Interrogé à ce propos, Planet-score met en avant une évaluation positive du BioSyScan par le Comité d’expertise scientifique interdisciplinaire sur l’affichage environnemental (CESIAe), un collectif de chercheur·euses qui ne bénéficie pas de reconnaissance institutionnelle.  Sa production se limite à 3 rapports non revus par les pairs et dans lesquels la défense de Planet-score occupe une place notable. Contacté, le CESIAe précise s’être constitué sur invitation de l’UFC-Que Choisir auprès du Ministère de la Transition Écologique, et nie tout lien contractuel ou de collaboration avec Planet-score.

Comment le Planet-Score évalue les pesticides ?

Pour l’usage des pesticides qui constitue le plus important malus (jusqu’à -25 points), il est précisé que “le développement de cet indicateur fait l’objet de travaux spécifiques en vue de publication”. Interrogée sur ce point, l’entreprise Planet-score refuse de divulguer les détails de cette méthodologie, invoquant des “droits de propriété intellectuelle la protégeant” et la nécessité de “préserver son savoir-faire“. L’organisation compare sa démarche à celle de l’UFC-Que Choisir pour les additifs alimentaires ou du WWF pour la pêche. Cette réponse interroge : comment vérifier la robustesse d’un calcul dont la formule reste secrète ?

Enfin, relevons la manière dont est encore une fois favorisé l’élevage extensif à travers les points bonus accordés aux prairies permanentes “dans la mesure où le retour de ces surfaces en cultures arables représenterait un déstockage important de GES (CO₂)” selon la méthodologie. 

Au-delà du problème de double comptage décrit précédemment, la littérature scientifique démontre qu’une prairie permanente ne séquestre pas du carbone indéfiniment, et certainement pas suffisamment pour compenser les émissions de méthane des ruminants qui y paissent. S’il est donc nécessaire de s’assurer que les prairies actuelles ne soient pas transformées en culture, il est délicat de justifier rigoureusement le fait d’accorder de cette manière des points bonus aux produits issus de l’élevage extensif, qui demeure un contributeur net au réchauffement climatique. 

Planet-Score : des choix d’invité(e)s et une stratégie de communication qui interrogent 

Planet-score a récemment invité à l’un de ses webinaires la journaliste Nina Teicholz, dont un récent rapport révèle qu’elle est la deuxième principale “désinfluenceuse” pro-viande à l’échelle mondiale. Suite à la controverse générée par cette invitation, Planet-score a justifié son choix par l’envoi d’un mail aux participant(e)s du webinaire, affirmant que Nina Teicholz était “libre de tout conflit d’intérêt et n'[avait] de lien avec aucun industriel ou secteur économique ou courant idéologique”.
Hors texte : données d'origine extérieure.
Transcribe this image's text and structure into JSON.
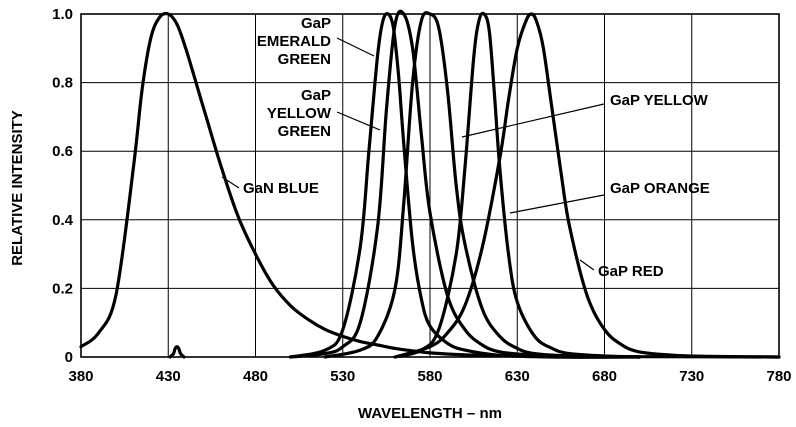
{
  "chart_data": {
    "type": "line",
    "title": "",
    "xlabel": "WAVELENGTH – nm",
    "ylabel": "RELATIVE INTENSITY",
    "xlim": [
      380,
      780
    ],
    "ylim": [
      0,
      1.0
    ],
    "grid": true,
    "x_ticks": [
      "380",
      "430",
      "480",
      "530",
      "580",
      "630",
      "680",
      "730",
      "780"
    ],
    "y_ticks": [
      "0",
      "0.2",
      "0.4",
      "0.6",
      "0.8",
      "1.0"
    ],
    "series": [
      {
        "name": "GaN BLUE",
        "x": [
          380,
          390,
          400,
          410,
          415,
          420,
          425,
          430,
          435,
          440,
          450,
          460,
          470,
          480,
          490,
          500,
          510,
          520,
          530,
          540,
          550,
          560,
          570,
          580,
          600,
          630,
          660,
          700,
          780
        ],
        "y": [
          0.03,
          0.07,
          0.18,
          0.55,
          0.78,
          0.93,
          0.99,
          1.0,
          0.97,
          0.9,
          0.73,
          0.56,
          0.41,
          0.3,
          0.21,
          0.15,
          0.11,
          0.08,
          0.06,
          0.045,
          0.035,
          0.025,
          0.018,
          0.012,
          0.006,
          0.003,
          0.002,
          0.001,
          0.0
        ]
      },
      {
        "name": "GaP EMERALD GREEN",
        "x": [
          500,
          520,
          530,
          540,
          545,
          550,
          553,
          556,
          559,
          562,
          565,
          570,
          575,
          580,
          590,
          600,
          620,
          650,
          700
        ],
        "y": [
          0.0,
          0.02,
          0.08,
          0.32,
          0.6,
          0.88,
          0.98,
          1.0,
          0.96,
          0.82,
          0.62,
          0.33,
          0.17,
          0.09,
          0.04,
          0.02,
          0.005,
          0.0,
          0.0
        ]
      },
      {
        "name": "GaP YELLOW GREEN",
        "x": [
          500,
          520,
          530,
          540,
          550,
          555,
          560,
          565,
          570,
          575,
          580,
          590,
          600,
          610,
          620,
          640,
          660,
          700
        ],
        "y": [
          0.0,
          0.01,
          0.03,
          0.1,
          0.38,
          0.72,
          0.97,
          1.0,
          0.9,
          0.65,
          0.42,
          0.18,
          0.08,
          0.035,
          0.015,
          0.005,
          0.0,
          0.0
        ]
      },
      {
        "name": "GaP YELLOW",
        "x": [
          520,
          540,
          550,
          560,
          565,
          570,
          575,
          580,
          585,
          590,
          595,
          600,
          610,
          620,
          630,
          640,
          660,
          700
        ],
        "y": [
          0.0,
          0.02,
          0.06,
          0.2,
          0.45,
          0.8,
          0.98,
          1.0,
          0.96,
          0.78,
          0.5,
          0.33,
          0.14,
          0.06,
          0.025,
          0.01,
          0.003,
          0.0
        ]
      },
      {
        "name": "GaP ORANGE",
        "x": [
          560,
          575,
          585,
          595,
          600,
          605,
          608,
          611,
          614,
          617,
          620,
          625,
          630,
          640,
          650,
          660,
          680,
          700
        ],
        "y": [
          0.0,
          0.02,
          0.08,
          0.3,
          0.55,
          0.87,
          0.98,
          1.0,
          0.95,
          0.76,
          0.55,
          0.3,
          0.16,
          0.06,
          0.025,
          0.01,
          0.003,
          0.0
        ]
      },
      {
        "name": "GaP RED",
        "x": [
          560,
          580,
          590,
          600,
          610,
          620,
          625,
          630,
          635,
          638,
          641,
          645,
          650,
          655,
          660,
          670,
          680,
          690,
          700,
          720,
          740,
          780
        ],
        "y": [
          0.0,
          0.03,
          0.07,
          0.15,
          0.32,
          0.58,
          0.75,
          0.9,
          0.98,
          1.0,
          0.98,
          0.9,
          0.72,
          0.54,
          0.38,
          0.18,
          0.08,
          0.035,
          0.015,
          0.005,
          0.002,
          0.0
        ]
      },
      {
        "name": "",
        "x": [
          431,
          433,
          434,
          435,
          436,
          437,
          439
        ],
        "y": [
          0.0,
          0.01,
          0.025,
          0.03,
          0.025,
          0.01,
          0.0
        ]
      }
    ],
    "annotations": [
      {
        "lines": [
          "GaP",
          "EMERALD",
          "GREEN"
        ],
        "series": "GaP EMERALD GREEN"
      },
      {
        "lines": [
          "GaP",
          "YELLOW",
          "GREEN"
        ],
        "series": "GaP YELLOW GREEN"
      },
      {
        "lines": [
          "GaP YELLOW"
        ],
        "series": "GaP YELLOW"
      },
      {
        "lines": [
          "GaN BLUE"
        ],
        "series": "GaN BLUE"
      },
      {
        "lines": [
          "GaP ORANGE"
        ],
        "series": "GaP ORANGE"
      },
      {
        "lines": [
          "GaP RED"
        ],
        "series": "GaP RED"
      }
    ]
  }
}
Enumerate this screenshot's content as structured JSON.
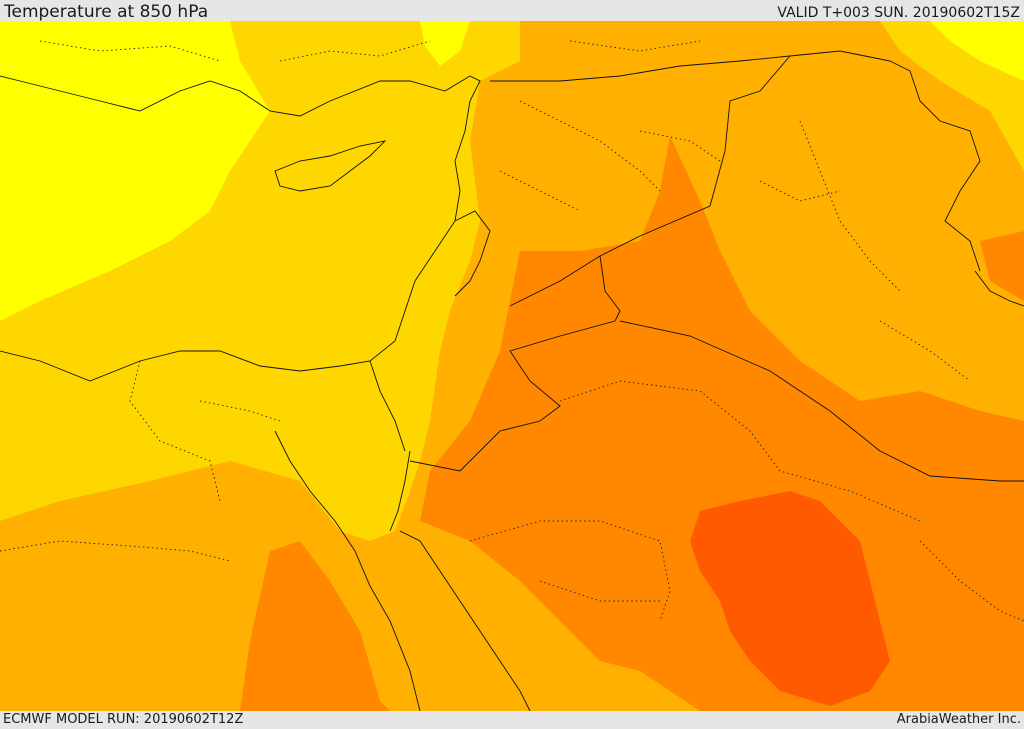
{
  "header": {
    "title": "Temperature at 850 hPa",
    "valid_time": "VALID T+003 SUN. 20190602T15Z"
  },
  "footer": {
    "model_run": "ECMWF MODEL RUN: 20190602T12Z",
    "credit": "ArabiaWeather Inc."
  },
  "map": {
    "variable": "Temperature at 850 hPa",
    "palette": [
      "#ffff00",
      "#ffd700",
      "#ffb000",
      "#ff8800",
      "#ff5a00"
    ]
  }
}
Pour Planet-score, la journaliste ferait partie “d’experts ciblés actuellement par une campagne-bâillon visant à empêcher toute discussion sur le fond des enjeux nutritionnels”. Nina Teicholz soutient notamment que le taux d’obésité aux États-Unis a augmenté à cause des régimes végétariens et de la baisse de la consommation de viande, et promeut la tendance des “bébés carnivores”. 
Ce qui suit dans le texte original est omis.